2 thoughts on “Bipolar Toddlers?

  1. This just pisses me off.

    Pat and I joke that all toddlers are bipolar. But the bottom line is, little kids are moody. They are just learning how to have emotions and gasping them and controlling them is beyond their control. This is why they can be happy one moment and throwing a temper tantrum the next. This is how young kids are. They don't change this behavior until their brains have had a chance to mature. This happens around the time they hit grade school.
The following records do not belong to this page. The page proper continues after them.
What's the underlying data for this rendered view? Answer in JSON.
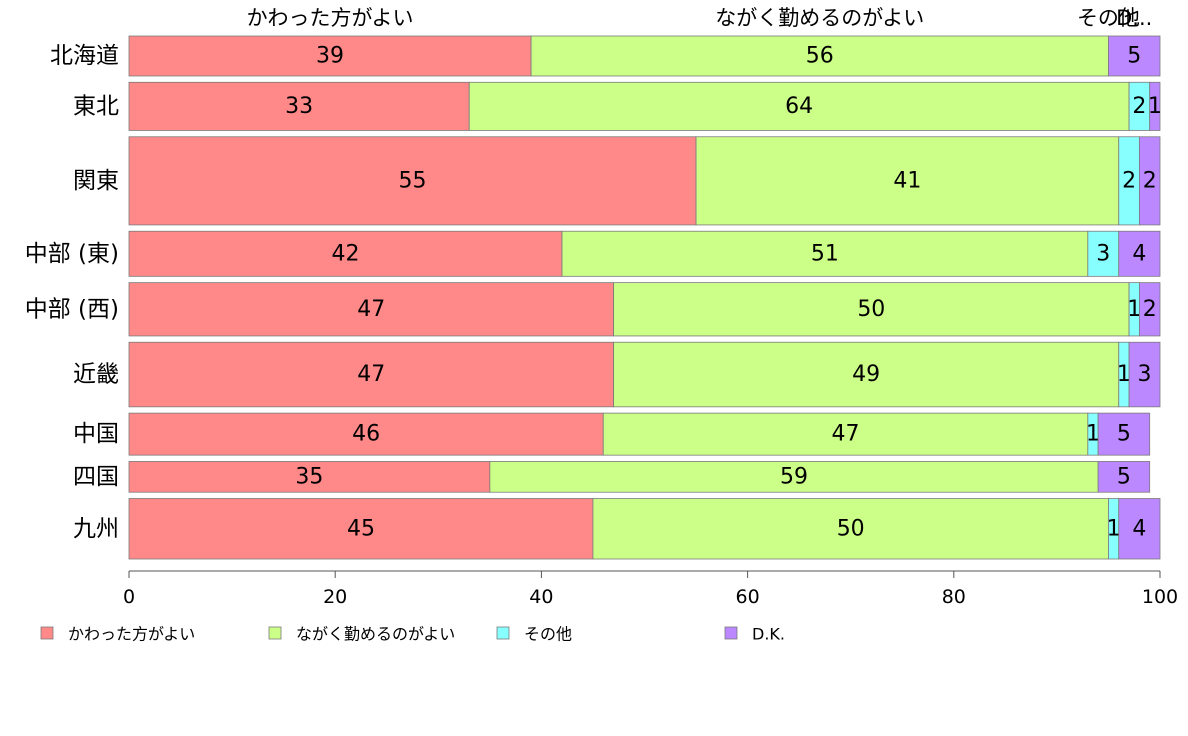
{
  "chart_data": {
    "type": "bar",
    "orientation": "horizontal",
    "stacked": true,
    "categories": [
      "北海道",
      "東北",
      "関東",
      "中部 (東)",
      "中部 (西)",
      "近畿",
      "中国",
      "四国",
      "九州"
    ],
    "series": [
      {
        "name": "かわった方がよい",
        "color": "#FF8888",
        "values": [
          39,
          33,
          55,
          42,
          47,
          47,
          46,
          35,
          45
        ]
      },
      {
        "name": "ながく勤めるのがよい",
        "color": "#CCFF88",
        "values": [
          56,
          64,
          41,
          51,
          50,
          49,
          47,
          59,
          50
        ]
      },
      {
        "name": "その他",
        "color": "#88FFFF",
        "values": [
          0,
          2,
          2,
          3,
          1,
          1,
          1,
          0,
          1
        ]
      },
      {
        "name": "D.K.",
        "color": "#BB88FF",
        "values": [
          5,
          1,
          2,
          4,
          2,
          3,
          5,
          5,
          4
        ]
      }
    ],
    "row_weights": [
      3.9,
      4.7,
      8.6,
      4.4,
      5.2,
      6.3,
      4.1,
      3.0,
      5.9
    ],
    "top_labels": [
      "かわった方がよい",
      "ながく勤めるのがよい",
      "その他",
      "D..."
    ],
    "xlim": [
      0,
      100
    ],
    "x_ticks": [
      0,
      20,
      40,
      60,
      80,
      100
    ],
    "legend_position": "bottom",
    "grid": false
  }
}
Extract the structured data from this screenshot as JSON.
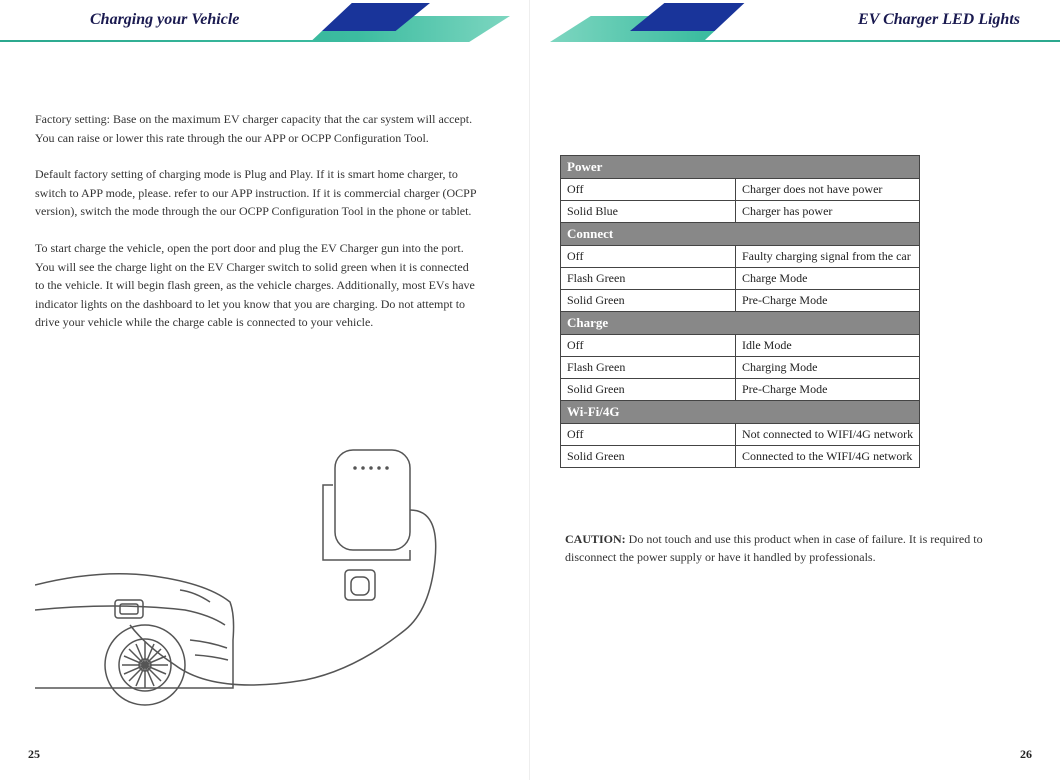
{
  "left": {
    "title": "Charging your Vehicle",
    "para1": "Factory setting: Base on the maximum EV charger capacity that the car system will accept. You can raise or lower this rate through the our APP or OCPP Configuration Tool.",
    "para2": "Default factory setting of charging mode is Plug and Play. If it is smart home charger, to switch to APP mode, please. refer to our APP instruction. If it is commercial charger (OCPP version), switch the mode through the our OCPP Configuration Tool in the phone or tablet.",
    "para3": "To start charge the vehicle, open the port door and plug the EV Charger gun into the port. You will see the charge light on the EV Charger switch to solid green when it is connected to the vehicle. It will begin flash green, as the vehicle charges. Additionally, most EVs have indicator lights on the dashboard to let you know that you are charging. Do not attempt to drive your vehicle while the charge cable is connected to your vehicle.",
    "page_num": "25"
  },
  "right": {
    "title": "EV Charger LED Lights",
    "sections": [
      {
        "name": "Power",
        "rows": [
          {
            "state": "Off",
            "meaning": "Charger does not have power"
          },
          {
            "state": "Solid Blue",
            "meaning": "Charger has power"
          }
        ]
      },
      {
        "name": "Connect",
        "rows": [
          {
            "state": "Off",
            "meaning": "Faulty charging signal from the car"
          },
          {
            "state": "Flash Green",
            "meaning": "Charge Mode"
          },
          {
            "state": "Solid Green",
            "meaning": "Pre-Charge Mode"
          }
        ]
      },
      {
        "name": "Charge",
        "rows": [
          {
            "state": "Off",
            "meaning": "Idle Mode"
          },
          {
            "state": "Flash Green",
            "meaning": "Charging Mode"
          },
          {
            "state": "Solid Green",
            "meaning": "Pre-Charge Mode"
          }
        ]
      },
      {
        "name": "Wi-Fi/4G",
        "rows": [
          {
            "state": "Off",
            "meaning": "Not connected to WIFI/4G network"
          },
          {
            "state": "Solid Green",
            "meaning": "Connected to the WIFI/4G network"
          }
        ]
      }
    ],
    "caution_label": "CAUTION:",
    "caution_text": " Do not touch and use this product when in case of failure. It is required to disconnect the power supply or have it handled by professionals.",
    "page_num": "26"
  },
  "colors": {
    "brand_dark": "#19349a",
    "brand_teal": "#2ba88e",
    "table_header_bg": "#888888",
    "text": "#333333"
  }
}
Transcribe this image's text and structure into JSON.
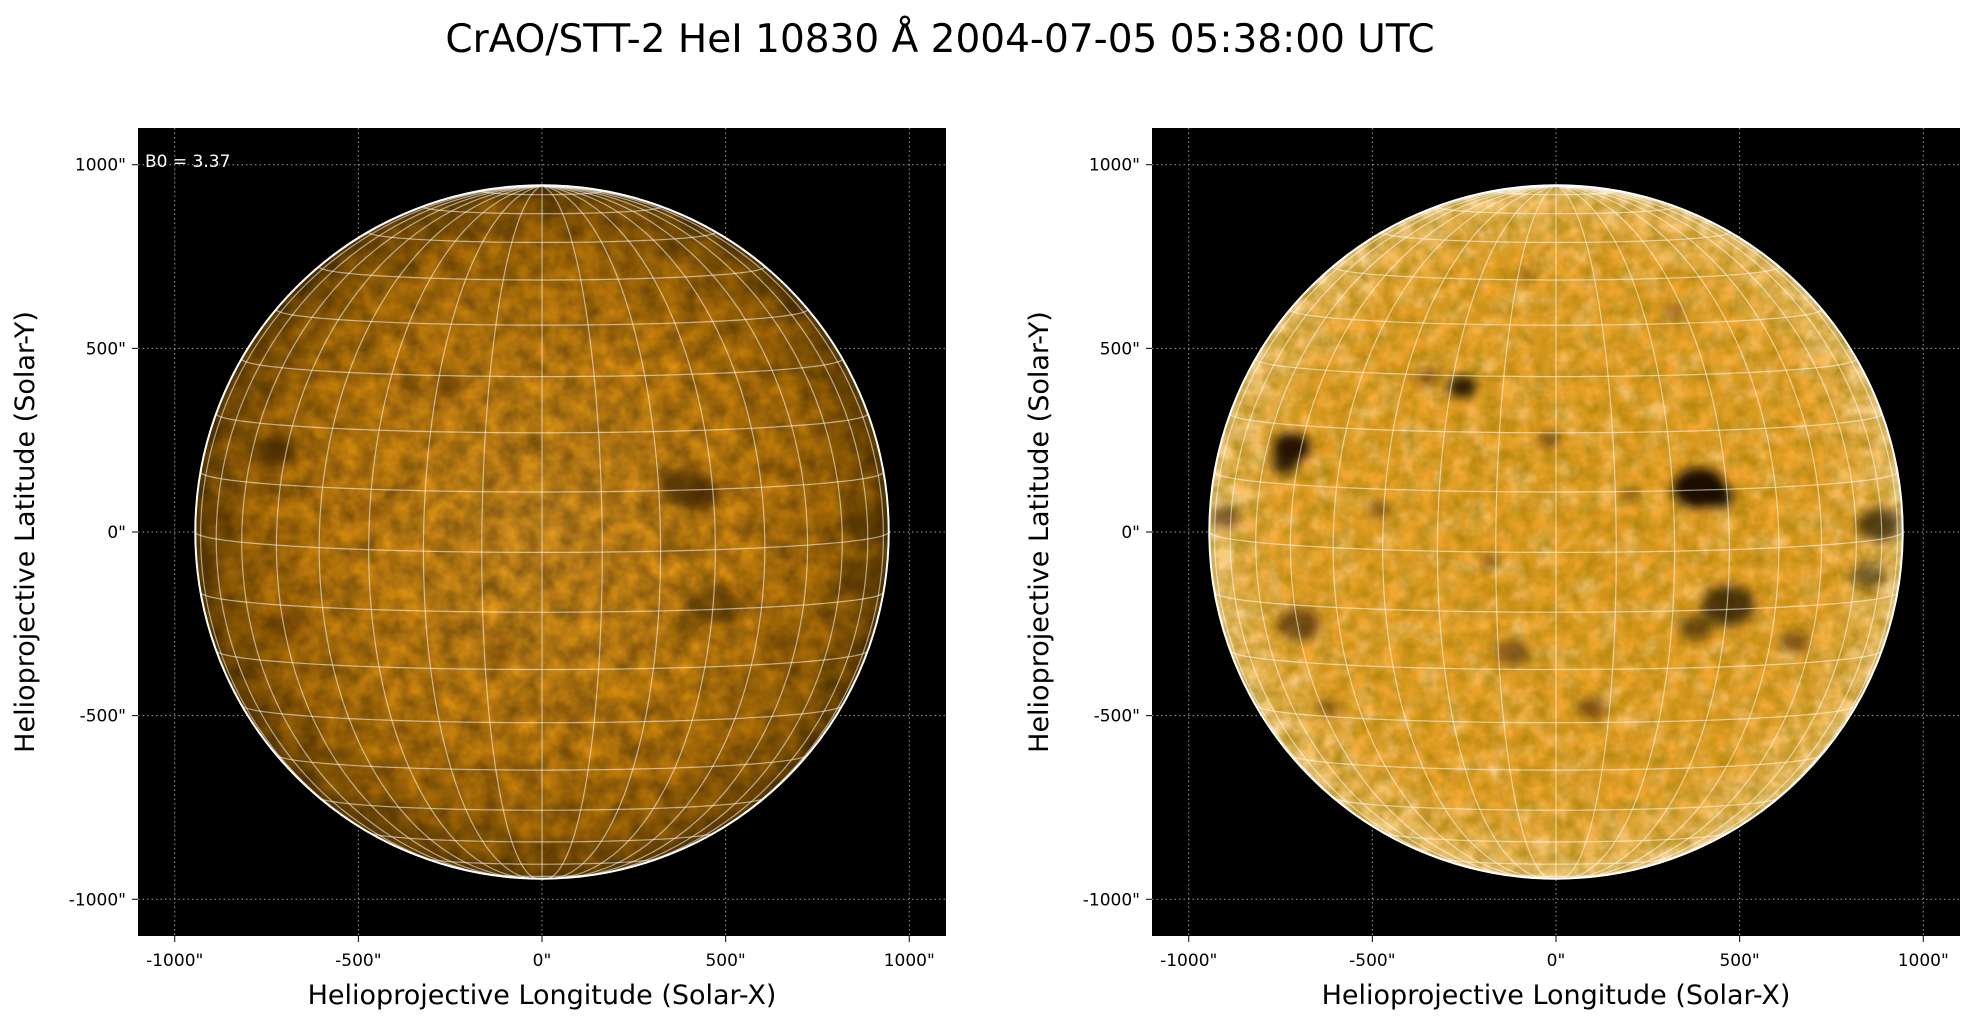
{
  "figure": {
    "title": "CrAO/STT-2 HeI 10830 Å 2004-07-05 05:38:00 UTC"
  },
  "colors": {
    "background": "#000000",
    "disk_dim": "#b87606",
    "disk_bright": "#f0a21a",
    "limb": "#ffffff",
    "grid": "#ffffff",
    "ticks": "#000000"
  },
  "panels": [
    {
      "id": "left",
      "annotation": "B0 = 3.37",
      "xlabel": "Helioprojective Longitude (Solar-X)",
      "ylabel": "Helioprojective Latitude (Solar-Y)",
      "xticks": [
        "-1000\"",
        "-500\"",
        "0\"",
        "500\"",
        "1000\""
      ],
      "yticks": [
        "1000\"",
        "500\"",
        "0\"",
        "-500\"",
        "-1000\""
      ],
      "style": "limb-darkened"
    },
    {
      "id": "right",
      "annotation": "",
      "xlabel": "Helioprojective Longitude (Solar-X)",
      "ylabel": "Helioprojective Latitude (Solar-Y)",
      "xticks": [
        "-1000\"",
        "-500\"",
        "0\"",
        "500\"",
        "1000\""
      ],
      "yticks": [
        "1000\"",
        "500\"",
        "0\"",
        "-500\"",
        "-1000\""
      ],
      "style": "enhanced-contrast"
    }
  ],
  "map": {
    "x_range_arcsec": [
      -1100,
      1100
    ],
    "y_range_arcsec": [
      -1100,
      1100
    ],
    "tick_values_arcsec": [
      -1000,
      -500,
      0,
      500,
      1000
    ],
    "solar_radius_arcsec": 944,
    "b0_deg": 3.37,
    "grid_spacing_deg": 10,
    "grid_style": "dotted"
  }
}
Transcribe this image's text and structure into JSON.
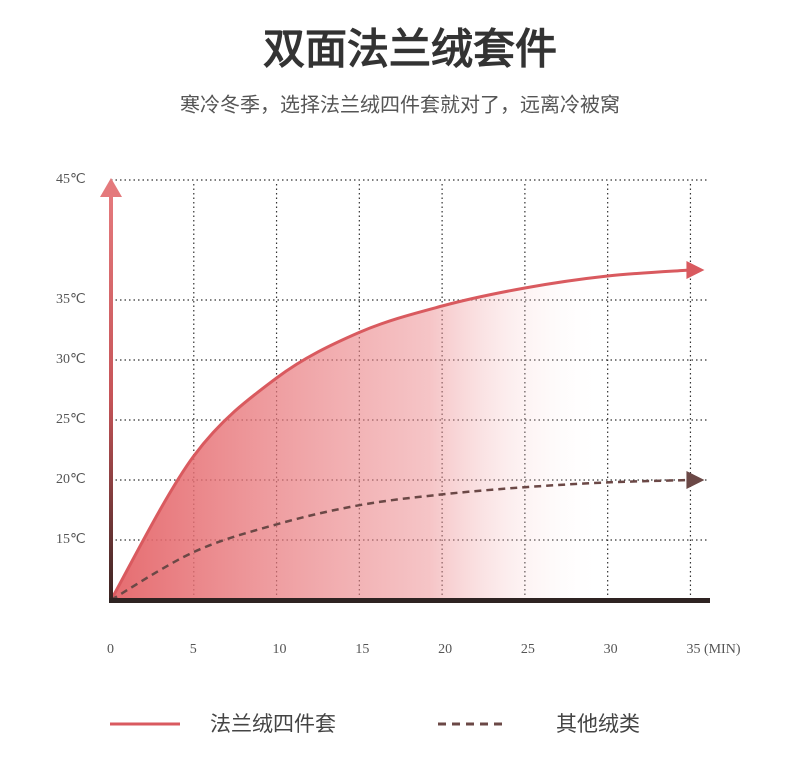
{
  "chart_data": {
    "type": "line",
    "title": "双面法兰绒套件",
    "subtitle": "寒冷冬季，选择法兰绒四件套就对了，远离冷被窝",
    "x": [
      0,
      5,
      10,
      15,
      20,
      25,
      30,
      35
    ],
    "series": [
      {
        "name": "法兰绒四件套",
        "color": "#d95a5f",
        "style": "solid",
        "values": [
          10,
          22,
          28.5,
          32.3,
          34.5,
          36,
          37,
          37.5
        ]
      },
      {
        "name": "其他绒类",
        "color": "#6b4846",
        "style": "dashed",
        "values": [
          10,
          14,
          16.3,
          17.9,
          18.8,
          19.4,
          19.8,
          20
        ]
      }
    ],
    "xlim": [
      0,
      36
    ],
    "xticks": [
      0,
      5,
      10,
      15,
      20,
      25,
      30,
      {
        "value": 35,
        "label": "35 (MIN)"
      }
    ],
    "ylim": [
      10,
      44
    ],
    "yticks": [
      {
        "value": 15,
        "label": "15℃"
      },
      {
        "value": 20,
        "label": "20℃"
      },
      {
        "value": 25,
        "label": "25℃"
      },
      {
        "value": 30,
        "label": "30℃"
      },
      {
        "value": 35,
        "label": "35℃"
      },
      {
        "value": 45,
        "label": "45℃"
      }
    ],
    "grid": true
  }
}
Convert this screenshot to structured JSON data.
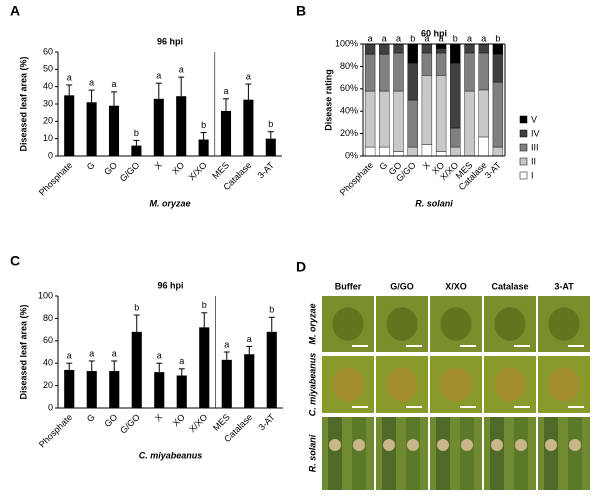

    Does this mean they need medication? Hell no! They need patience and understanding and a full chance to experience their emotions. They will learn to control them in time. If they don't and they become a bipolar teenager, then it's time to talk medication. Even then I'm a little leery on it. Do some teens need medication? Most certainly. But a lot of teens are just experiencing adolescence. It's a bitch but then you grow out of it. Now, if your teenager is experiencing suicidal impulses or bipolar (or other mental illnesses) like symptoms to the extreme then yes it's time to medicate. But only then.

    Americans are so quick to medicate everything. Why learn to live with and control your emotions when you can just pop a pill and numb them away. Don't get me wrong, medication has it's place. I myself pop a dozen, not quite, pills a day. But when I don't, I can't function and I want to kill myself. It's risk verses benefit.

    No one younger than I say 15 should ever have to take brain altering drugs. Their brains are still maturing. Except maybe when ADD is the case. Or when they, like me, can't function. But certainly no one who isn't old enough to even be in school. They don't even need to function. Let their brains mature in peace. Let them mature enough to cope. For Pete's sake. Give their brains a chance to work it out on their own.

    Hi my baby can't even talk but he takes brain altering meds. I'm sorry, but that's just stupid.

  2. I read a different article on this same topic recently and my thoughts mirror yours. I know young children can be mentally ill, the case of the 6 yr old in California who was featured in the LA Times because she was diagnosed with schizophrenia is a clear example, but children like that are the RARE exception.

    Statistics like the 1 in 70 privately insured youngsters being doped up on psychotropic meds are very disturbing. Every other possible avenue should be tried first before resorting to mind altering medications in children so young.